The Center for addiction and Mental Health, Canada’s largest drug treatment center, says marijuana laws in Canada are doing nothing to keep Canadians safe or drug free. Instead, they say legalizing, taxing and heavily regulating who can access the plant is the best course of actions.
“Canada’s current system of cannabis control is failing to prevent or reduce the harms associated with cannabis use,” Dr. Jürgen Rehm, Director of the Social and Epidemiological Research Department at CAMH said in a radio interview this week. “Based on a thorough review of the evidence, we believe that legalization combined with strict regulation of cannabis is the most effective means of reducing the harms associated with its use.”
The move isn’t to say that the addiction center finds pot harmless, though. In fact, it’s the opposite of that. But they feel that regulating it will keep it out of the hands of kids and teens. Oh, and those with histories of personal injury or mental illness.
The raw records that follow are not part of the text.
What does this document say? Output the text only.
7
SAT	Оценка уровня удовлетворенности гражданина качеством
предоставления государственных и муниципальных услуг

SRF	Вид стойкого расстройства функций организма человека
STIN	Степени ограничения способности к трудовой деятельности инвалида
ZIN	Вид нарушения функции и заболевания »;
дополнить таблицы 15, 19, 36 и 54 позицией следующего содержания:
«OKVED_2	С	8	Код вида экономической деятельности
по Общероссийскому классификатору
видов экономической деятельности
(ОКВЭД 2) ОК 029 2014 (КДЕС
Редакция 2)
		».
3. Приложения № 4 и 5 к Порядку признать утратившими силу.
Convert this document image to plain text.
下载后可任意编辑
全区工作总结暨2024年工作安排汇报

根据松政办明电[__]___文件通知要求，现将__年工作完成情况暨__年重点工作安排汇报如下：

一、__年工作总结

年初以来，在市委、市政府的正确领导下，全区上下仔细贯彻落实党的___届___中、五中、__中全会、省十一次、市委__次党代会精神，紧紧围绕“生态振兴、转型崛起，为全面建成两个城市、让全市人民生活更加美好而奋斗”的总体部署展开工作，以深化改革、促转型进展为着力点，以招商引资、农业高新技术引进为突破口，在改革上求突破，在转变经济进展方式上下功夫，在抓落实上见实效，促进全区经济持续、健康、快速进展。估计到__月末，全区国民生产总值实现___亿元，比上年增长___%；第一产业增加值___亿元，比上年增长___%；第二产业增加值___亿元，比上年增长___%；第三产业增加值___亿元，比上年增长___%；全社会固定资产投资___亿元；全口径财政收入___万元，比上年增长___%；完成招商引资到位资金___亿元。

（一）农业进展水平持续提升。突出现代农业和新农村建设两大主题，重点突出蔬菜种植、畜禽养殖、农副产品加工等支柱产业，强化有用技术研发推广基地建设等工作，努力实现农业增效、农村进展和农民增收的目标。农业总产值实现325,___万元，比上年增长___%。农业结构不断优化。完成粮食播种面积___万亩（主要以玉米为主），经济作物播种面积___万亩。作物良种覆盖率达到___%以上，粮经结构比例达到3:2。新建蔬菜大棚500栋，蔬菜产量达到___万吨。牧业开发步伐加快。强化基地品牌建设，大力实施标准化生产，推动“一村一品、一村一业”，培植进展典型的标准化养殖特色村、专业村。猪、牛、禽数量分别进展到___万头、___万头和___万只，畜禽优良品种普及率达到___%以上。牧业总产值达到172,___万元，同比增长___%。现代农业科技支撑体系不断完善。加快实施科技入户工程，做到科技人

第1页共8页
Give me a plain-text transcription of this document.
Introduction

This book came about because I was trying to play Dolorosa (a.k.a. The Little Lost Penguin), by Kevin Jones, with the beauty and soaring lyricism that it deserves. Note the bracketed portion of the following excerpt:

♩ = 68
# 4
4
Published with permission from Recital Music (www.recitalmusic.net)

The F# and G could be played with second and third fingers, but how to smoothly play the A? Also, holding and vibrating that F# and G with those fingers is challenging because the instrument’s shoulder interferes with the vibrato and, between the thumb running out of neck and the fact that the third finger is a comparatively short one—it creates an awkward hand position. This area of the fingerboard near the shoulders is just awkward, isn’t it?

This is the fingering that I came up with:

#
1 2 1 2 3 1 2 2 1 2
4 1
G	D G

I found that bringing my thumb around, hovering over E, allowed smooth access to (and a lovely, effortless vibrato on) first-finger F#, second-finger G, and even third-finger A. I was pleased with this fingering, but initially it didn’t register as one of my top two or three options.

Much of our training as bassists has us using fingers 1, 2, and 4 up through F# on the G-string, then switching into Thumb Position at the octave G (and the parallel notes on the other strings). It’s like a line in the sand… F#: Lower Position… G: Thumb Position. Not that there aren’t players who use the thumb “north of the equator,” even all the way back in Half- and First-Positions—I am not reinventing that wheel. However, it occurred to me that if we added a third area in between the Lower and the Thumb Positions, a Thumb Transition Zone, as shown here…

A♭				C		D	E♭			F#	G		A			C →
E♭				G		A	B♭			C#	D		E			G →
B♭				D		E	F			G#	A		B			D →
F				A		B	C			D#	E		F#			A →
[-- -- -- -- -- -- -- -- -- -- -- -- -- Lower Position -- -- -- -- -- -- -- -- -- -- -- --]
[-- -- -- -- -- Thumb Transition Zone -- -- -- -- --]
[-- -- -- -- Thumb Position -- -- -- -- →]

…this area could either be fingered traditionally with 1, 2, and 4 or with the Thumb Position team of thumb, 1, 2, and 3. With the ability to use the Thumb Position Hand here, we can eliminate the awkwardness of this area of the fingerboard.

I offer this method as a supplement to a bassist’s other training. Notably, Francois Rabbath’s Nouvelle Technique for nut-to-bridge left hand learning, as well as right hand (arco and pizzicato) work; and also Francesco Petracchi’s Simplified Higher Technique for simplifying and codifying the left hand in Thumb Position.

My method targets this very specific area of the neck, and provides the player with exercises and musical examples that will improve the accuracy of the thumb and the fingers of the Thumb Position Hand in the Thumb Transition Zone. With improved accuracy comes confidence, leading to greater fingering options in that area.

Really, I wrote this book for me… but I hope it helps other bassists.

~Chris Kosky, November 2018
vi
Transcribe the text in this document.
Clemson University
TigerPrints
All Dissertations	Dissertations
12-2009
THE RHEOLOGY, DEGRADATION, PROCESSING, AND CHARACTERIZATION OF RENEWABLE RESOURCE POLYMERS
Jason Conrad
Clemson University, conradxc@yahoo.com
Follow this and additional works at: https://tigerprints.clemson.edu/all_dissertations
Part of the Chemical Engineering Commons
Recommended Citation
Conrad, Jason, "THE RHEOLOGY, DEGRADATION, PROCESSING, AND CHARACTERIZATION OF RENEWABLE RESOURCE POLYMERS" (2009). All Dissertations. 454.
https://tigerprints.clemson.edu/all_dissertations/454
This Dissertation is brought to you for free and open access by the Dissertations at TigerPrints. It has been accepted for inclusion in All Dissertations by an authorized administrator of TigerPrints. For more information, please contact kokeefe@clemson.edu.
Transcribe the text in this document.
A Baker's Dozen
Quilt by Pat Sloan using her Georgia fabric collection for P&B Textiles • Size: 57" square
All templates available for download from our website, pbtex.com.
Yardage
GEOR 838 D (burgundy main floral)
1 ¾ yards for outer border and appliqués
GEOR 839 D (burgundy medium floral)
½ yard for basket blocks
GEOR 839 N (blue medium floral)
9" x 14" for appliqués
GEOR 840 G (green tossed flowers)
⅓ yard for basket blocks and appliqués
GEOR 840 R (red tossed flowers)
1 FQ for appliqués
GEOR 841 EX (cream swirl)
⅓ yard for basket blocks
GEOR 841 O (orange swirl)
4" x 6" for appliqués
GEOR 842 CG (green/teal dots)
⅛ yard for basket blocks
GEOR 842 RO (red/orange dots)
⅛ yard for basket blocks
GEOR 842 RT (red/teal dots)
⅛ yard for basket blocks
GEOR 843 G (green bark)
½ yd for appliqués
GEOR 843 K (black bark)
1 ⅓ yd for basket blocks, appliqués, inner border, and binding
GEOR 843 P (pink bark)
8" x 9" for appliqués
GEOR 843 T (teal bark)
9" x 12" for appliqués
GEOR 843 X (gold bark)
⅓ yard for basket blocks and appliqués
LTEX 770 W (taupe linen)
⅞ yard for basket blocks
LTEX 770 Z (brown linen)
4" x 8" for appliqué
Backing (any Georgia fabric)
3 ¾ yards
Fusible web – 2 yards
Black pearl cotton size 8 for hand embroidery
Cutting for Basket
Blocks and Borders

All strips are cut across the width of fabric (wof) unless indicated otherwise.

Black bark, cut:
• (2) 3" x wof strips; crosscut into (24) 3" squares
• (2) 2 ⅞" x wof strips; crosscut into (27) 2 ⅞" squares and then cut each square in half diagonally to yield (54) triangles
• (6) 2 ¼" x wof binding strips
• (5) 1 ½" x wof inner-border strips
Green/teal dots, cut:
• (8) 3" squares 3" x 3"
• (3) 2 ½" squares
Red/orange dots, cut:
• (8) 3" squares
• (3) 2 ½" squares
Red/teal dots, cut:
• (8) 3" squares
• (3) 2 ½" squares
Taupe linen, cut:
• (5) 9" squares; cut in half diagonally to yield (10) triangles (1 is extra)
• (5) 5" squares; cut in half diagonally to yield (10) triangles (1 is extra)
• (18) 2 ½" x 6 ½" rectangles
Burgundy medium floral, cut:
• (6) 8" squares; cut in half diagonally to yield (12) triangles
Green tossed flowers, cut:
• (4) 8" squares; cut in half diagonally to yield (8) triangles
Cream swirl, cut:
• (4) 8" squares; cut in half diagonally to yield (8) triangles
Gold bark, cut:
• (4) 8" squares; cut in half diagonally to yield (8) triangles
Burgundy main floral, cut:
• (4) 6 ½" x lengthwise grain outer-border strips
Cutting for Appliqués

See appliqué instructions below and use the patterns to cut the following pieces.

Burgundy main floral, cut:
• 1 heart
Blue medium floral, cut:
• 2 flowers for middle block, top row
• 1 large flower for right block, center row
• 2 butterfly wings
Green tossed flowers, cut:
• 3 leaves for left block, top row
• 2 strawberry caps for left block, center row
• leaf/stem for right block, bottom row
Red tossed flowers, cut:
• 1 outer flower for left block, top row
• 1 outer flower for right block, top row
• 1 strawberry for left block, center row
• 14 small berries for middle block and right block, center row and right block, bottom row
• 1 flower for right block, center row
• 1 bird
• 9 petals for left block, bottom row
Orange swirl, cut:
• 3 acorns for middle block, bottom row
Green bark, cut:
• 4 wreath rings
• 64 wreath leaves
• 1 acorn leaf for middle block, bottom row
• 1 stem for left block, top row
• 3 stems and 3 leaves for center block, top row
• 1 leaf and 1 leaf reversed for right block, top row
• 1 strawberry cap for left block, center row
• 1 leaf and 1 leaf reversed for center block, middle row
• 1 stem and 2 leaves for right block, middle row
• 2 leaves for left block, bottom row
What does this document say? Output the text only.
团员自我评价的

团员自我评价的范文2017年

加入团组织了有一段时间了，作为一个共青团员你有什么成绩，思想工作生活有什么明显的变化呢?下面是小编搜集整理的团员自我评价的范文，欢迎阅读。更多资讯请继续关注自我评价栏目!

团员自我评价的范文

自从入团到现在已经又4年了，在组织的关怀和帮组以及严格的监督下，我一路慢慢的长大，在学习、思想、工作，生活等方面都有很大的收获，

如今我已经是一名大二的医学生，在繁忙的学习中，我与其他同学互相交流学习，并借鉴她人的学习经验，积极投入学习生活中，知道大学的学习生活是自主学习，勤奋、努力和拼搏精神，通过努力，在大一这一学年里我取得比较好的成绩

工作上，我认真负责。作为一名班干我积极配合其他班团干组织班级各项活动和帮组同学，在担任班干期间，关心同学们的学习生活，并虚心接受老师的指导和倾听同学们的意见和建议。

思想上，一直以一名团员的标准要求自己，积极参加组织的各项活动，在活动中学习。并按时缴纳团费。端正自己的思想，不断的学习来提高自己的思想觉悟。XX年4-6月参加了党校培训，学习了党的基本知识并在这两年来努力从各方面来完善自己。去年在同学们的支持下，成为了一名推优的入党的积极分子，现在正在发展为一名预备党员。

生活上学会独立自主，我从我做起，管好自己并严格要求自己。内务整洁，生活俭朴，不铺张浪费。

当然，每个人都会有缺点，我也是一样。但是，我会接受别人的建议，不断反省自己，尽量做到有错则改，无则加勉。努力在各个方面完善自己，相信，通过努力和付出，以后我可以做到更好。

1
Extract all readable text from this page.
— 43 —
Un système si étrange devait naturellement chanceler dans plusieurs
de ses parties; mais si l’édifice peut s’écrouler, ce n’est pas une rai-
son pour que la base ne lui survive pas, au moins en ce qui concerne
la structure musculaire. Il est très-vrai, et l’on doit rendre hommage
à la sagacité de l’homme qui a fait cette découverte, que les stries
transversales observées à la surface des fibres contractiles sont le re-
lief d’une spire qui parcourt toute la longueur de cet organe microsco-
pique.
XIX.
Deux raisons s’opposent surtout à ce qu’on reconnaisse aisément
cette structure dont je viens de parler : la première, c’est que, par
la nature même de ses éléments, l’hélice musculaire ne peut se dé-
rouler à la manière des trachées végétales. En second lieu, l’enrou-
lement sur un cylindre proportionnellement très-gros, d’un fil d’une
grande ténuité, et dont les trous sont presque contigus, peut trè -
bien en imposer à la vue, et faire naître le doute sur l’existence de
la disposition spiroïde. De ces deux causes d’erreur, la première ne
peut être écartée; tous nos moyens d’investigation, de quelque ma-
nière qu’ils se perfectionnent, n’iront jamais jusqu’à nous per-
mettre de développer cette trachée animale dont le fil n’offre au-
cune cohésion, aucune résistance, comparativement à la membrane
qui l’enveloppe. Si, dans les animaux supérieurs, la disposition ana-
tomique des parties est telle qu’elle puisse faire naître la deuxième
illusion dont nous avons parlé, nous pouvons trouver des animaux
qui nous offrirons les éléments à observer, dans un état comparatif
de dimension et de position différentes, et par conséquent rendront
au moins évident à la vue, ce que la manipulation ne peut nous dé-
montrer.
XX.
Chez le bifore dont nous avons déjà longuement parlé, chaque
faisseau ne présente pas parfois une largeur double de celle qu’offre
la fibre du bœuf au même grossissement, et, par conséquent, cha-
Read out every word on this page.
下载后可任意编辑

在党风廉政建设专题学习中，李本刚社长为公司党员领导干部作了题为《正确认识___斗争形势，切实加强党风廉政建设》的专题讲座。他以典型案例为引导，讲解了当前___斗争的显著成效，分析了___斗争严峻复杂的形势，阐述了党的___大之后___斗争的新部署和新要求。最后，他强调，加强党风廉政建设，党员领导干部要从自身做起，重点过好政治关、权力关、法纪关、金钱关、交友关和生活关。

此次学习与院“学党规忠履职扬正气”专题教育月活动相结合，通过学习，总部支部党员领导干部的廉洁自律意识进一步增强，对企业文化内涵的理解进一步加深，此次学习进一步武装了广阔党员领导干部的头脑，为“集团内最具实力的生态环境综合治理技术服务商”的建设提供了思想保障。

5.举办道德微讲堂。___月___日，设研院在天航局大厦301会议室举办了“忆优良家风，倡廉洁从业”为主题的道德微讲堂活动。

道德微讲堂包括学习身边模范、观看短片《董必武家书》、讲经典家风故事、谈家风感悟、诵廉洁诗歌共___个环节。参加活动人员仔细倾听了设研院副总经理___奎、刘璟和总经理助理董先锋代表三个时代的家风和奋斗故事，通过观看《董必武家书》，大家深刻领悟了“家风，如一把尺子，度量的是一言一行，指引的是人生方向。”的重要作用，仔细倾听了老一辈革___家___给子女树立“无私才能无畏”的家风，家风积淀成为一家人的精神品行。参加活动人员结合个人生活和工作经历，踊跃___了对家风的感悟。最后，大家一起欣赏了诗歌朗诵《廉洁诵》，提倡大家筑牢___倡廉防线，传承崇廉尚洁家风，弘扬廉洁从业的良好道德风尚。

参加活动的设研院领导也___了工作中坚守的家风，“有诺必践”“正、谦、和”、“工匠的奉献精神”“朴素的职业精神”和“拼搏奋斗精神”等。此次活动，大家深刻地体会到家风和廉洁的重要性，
They also don’t want you to be able to grow it at home.
So, they want it treated like a pharmaceutical drug, basically.
“Cannabis use is associated with a variety of health harms like problems with cognitive and psychomotor functioning, respiratory issues, cannabis dependence and mental illness,” the report says. “For this reason, any reform of Canada’s system of cannabis control must include a strong focus on prevention and a range of interventions aimed at groups that are at higher risk of harm, including youth and people with a personal or family history of mental illness.”
Read more about the CAMH position in their helpful demographic below:
Thankfully, this is just one group’s opinion and not a legislative proposal. But with CAMH’s influence, it wouldn’t be surprising to see some of their ideas pop up in future legislation as Canada works to create a new drug policy.